Ayrılığın ilk adımıydı ve sekizi yirmi geçiyordu saat. Neden geçtiğine bir anlam veremememe rağmen geçip duruyordu işte. Yine dur durak bilmedi bana inat. Yüreğimi de yolcu ettim seninle beraber. Sarıldığımda senli bir parfüm kokusu doldu ciğerime, sen gitmeden özledim seni. Sokaktan insanlar geçmeye başladı tekrar tekrar. Yeşerdi yüreğim iyiden iyiye. Çocuklar gibi çırpınıp şımarıklıklar yapmak geldi içimden. Ellerine asılıp gitme diye yürekler dolusu bağırmak, seni haykırmak geldi. Yapamadım. Cesaretim yine eksi otuz dereceye düştü bakışının karşısında, Tanrım hayır; aşk…

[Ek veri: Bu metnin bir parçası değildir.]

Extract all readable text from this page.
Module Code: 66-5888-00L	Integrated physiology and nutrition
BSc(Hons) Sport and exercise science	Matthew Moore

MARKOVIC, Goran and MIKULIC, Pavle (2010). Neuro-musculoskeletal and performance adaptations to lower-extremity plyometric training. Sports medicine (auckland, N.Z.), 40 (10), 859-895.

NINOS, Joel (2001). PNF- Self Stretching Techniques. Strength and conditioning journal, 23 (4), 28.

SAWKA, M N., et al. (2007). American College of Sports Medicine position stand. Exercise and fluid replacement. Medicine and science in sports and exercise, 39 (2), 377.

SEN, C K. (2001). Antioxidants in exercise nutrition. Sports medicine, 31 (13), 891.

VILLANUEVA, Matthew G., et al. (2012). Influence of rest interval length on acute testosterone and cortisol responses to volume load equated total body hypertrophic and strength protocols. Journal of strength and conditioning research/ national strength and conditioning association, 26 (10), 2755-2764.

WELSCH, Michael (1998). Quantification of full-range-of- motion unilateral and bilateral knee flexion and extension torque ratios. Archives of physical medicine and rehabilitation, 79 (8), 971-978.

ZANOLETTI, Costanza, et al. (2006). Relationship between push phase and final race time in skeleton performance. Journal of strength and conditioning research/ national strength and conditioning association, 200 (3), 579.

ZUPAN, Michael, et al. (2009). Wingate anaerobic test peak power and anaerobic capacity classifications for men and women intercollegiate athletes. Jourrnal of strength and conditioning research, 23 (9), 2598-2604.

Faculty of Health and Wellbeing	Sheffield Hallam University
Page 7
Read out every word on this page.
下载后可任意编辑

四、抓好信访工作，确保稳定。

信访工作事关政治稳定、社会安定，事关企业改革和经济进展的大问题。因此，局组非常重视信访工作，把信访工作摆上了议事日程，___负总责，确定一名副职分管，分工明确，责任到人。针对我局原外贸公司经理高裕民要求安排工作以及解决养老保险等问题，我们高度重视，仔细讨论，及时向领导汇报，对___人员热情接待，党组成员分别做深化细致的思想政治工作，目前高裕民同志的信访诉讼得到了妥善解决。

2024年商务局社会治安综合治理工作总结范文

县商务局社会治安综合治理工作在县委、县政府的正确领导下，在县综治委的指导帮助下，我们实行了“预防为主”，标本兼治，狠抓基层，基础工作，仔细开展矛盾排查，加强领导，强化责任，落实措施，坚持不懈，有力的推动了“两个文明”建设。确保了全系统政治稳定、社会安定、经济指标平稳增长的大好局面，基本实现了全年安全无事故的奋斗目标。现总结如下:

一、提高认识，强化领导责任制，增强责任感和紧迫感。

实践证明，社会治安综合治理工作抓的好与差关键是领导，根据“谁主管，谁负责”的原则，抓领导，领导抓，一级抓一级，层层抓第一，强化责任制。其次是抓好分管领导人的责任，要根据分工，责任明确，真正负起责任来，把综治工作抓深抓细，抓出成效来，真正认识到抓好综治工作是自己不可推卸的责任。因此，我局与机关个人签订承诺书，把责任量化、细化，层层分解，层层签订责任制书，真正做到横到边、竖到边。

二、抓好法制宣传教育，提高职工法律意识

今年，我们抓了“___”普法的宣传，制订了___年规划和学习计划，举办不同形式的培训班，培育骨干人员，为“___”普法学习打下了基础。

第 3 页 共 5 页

Ayrılığın ilk adımıydı ve sekizi yirmi beş geçiyordu saat. Vedamın yirminci dakikası bu kadar çabuk gelmişti işte. Provanın perde aşaması. Az sonra, o perde açıldığında bir hayat kaçkını gibi rolüme soyunacaktım. Yüklenen yaşama misyonunu bir müddet sensiz sürdürecektim. Granit gibi dimdik ve güçlü baktım bir daha gözlerine. Dayanamadım, sevdiğimi söyledim bu defa. Sıcak dudaklarını hissettim sol elimin parmakları üzerinde. Hayır, izin vermedim, dolmadı gözlerim. Sokak eflatuna döndü o sıra, sonra sümbül moruna… Derken masmavi kesiliverdi. Akşam kollarıyla başkenti sarıverdi.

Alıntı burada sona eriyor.